Five steps. One pipeline. Every dataset delivered in LeRobot format, COCO 1.0, and GDPR-documented — ready to drop into your training run.
We record egocentric 4K video from the worker's perspective — the same viewpoint a humanoid robot has. Real tasks, real people, real environments across Germany and the EU.
For industrial datasets, we bring our equipment on-site. For everyday datasets, we work with our participant network across Germany. Every recording environment is documented with lighting conditions, camera position, and task description.
Raw 4K footage is transcoded to 1080p H.264 MP4 using FFmpeg. Frames are extracted at 2–5 fps for annotation. The 4K original is retained as a lossless master for future re-processing.
MediaPipe detects 21 hand keypoints per frame automatically — x, y, and z coordinates.
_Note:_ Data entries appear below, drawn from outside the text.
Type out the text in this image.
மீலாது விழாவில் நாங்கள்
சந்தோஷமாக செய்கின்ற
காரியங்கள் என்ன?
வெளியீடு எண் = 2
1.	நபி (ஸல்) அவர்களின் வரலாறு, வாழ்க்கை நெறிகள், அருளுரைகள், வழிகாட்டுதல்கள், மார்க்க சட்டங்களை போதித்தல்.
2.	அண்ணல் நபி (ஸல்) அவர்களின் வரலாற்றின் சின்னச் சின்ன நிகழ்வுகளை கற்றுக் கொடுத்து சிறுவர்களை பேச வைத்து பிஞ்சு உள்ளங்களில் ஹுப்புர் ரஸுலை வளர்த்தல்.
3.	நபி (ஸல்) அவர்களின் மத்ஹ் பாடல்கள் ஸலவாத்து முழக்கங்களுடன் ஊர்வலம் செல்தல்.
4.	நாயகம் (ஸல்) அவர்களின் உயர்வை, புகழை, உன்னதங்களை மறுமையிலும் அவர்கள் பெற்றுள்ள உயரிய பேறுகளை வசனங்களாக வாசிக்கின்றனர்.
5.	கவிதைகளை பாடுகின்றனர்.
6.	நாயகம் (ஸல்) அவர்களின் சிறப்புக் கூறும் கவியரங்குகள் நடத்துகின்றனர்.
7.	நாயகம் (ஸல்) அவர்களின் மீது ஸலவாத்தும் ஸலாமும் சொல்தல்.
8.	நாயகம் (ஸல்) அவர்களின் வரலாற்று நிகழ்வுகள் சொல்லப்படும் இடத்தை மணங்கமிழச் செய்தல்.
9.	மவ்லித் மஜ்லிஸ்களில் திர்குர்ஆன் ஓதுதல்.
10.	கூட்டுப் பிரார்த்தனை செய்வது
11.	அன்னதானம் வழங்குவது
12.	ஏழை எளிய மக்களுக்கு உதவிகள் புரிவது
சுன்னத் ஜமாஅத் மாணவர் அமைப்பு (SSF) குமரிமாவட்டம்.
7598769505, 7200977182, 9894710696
Z-values are normalized per frame relative to hand size (z_norm) to ensure cross-frame consistency. Grounding DINO identifies and labels objects in the scene via text prompts.
This step covers 80–90% of frames without human intervention. Confidence scores are retained for every keypoint.
MediaPipe pre-annotations are imported into CVAT, our local annotation platform. Human annotators review every frame, correcting edge cases: occluded hands, fast movements, low-light conditions, unusual poses.
Action labels are added per sequence. Every frame receives a natural language description of hand position, finger state, and action — essential for VLA model training.
The final dataset is exported in all requested formats, packaged with a README, GDPR consent documentation, and data lineage records. Delivered as a ZIP or via secure transfer.